Les chauffeurs d'autobus scolaires affirment que leurs conditions de travail « dérisoires » menacent l'existence de certains parcours en plus de représenter un risque pour leur santé et la sécurité des élèves qu'ils transportent.

Un texte de Louis Gagné

Quelques dizaines de conducteurs de la grande région de Québec ont manifesté devant l’Assemblée nationale lundi matin afin de réclamer des salaires « plus justes » et de meilleures conditions de travail.

Des rassemblements similaires ont eu lieu dans plusieurs autres villes du Québec dans le cadre de la « virée jaune ».

Les chauffeurs demandent au gouvernement d’uniformiser à l’échelle provinciale leurs conditions de travail afin de mettre fin aux disparités qui sévissent d’une commission scolaire à l’autre.

« On peut avoir des gens qui travaillent un peu en haut du salaire minimum comme on peut avoir des gens qui sont à 17 $ de l’heure, mais en même temps, avec un revenu annuel d’environ 19 000 $, ce qui est nettement en bas du seuil de la pauvreté », explique Ann Gingras, présidente du Conseil central de Québec-Chaudière-Appalaches pour la CSN.

Pénurie

La représentante syndicale soutient que la précarité observée dans le secteur du transport scolaire nuit au recrutement et à la rétention des chauffeurs, une situation qui entraîne des problèmes de pénurie.
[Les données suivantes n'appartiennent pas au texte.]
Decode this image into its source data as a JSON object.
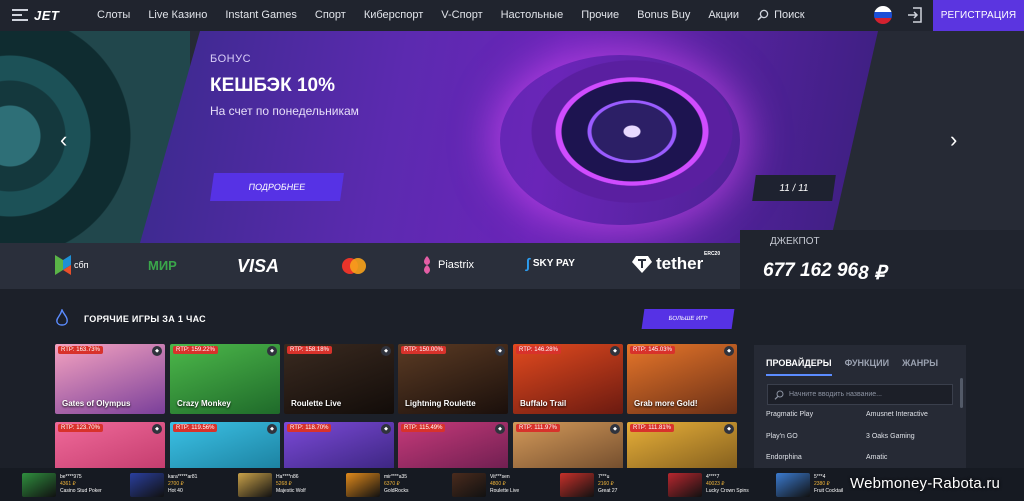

Elle mentionne qu’ailleurs au Québec, des commissions scolaires ont dû annuler des parcours.

« Ça entraîne des parcours plus longs pour les enfants, avec beaucoup plus d’arrêts. Ça vient allonger la journée scolaire passablement. On ne voudrait pas vivre ici dans la région. »

Le problème de pénurie est tel qu’il arrive que des compagnies de transport scolaire rappellent des conducteurs en congé maladie, une pratique pouvant représenter un risque pour la santé des chauffeurs et la sécurité des élèves qu’ils transportent.

« Ils doivent se concentrer sur la route, sur ce qui se passe dans leur autobus. Les gens doivent être en santé [mais] on voit des congés qui sont refusés, on rappelle les gens qui sont en maladie », dénonce Ann Gingras.

Dégradation des conditions

Elle rappelle qu’un comité de travail sur le transport scolaire auquel le gouvernement et les transporteurs scolaires ont participé recommandait de fixer le taux horaire minimal de référence à 19,14 $ à partir du 1er janvier 2015.

La chef syndicale déplore que le ministère de l’Éducation n’ait pas donné suite à cette recommandation, d’autant que les compressions budgétaires des dernières années auraient entraîné une dégradation des conditions de travail des chauffeurs.

« Les commissions scolaires ont coupé là où elles pouvaient couper dans leurs dépenses, donc souvent, c’est au niveau du transport scolaire […] c’est sur le dos des personnes qui prennent soin, qui conduisent nos enfants à tous les jours vers l’école et vers la maison. »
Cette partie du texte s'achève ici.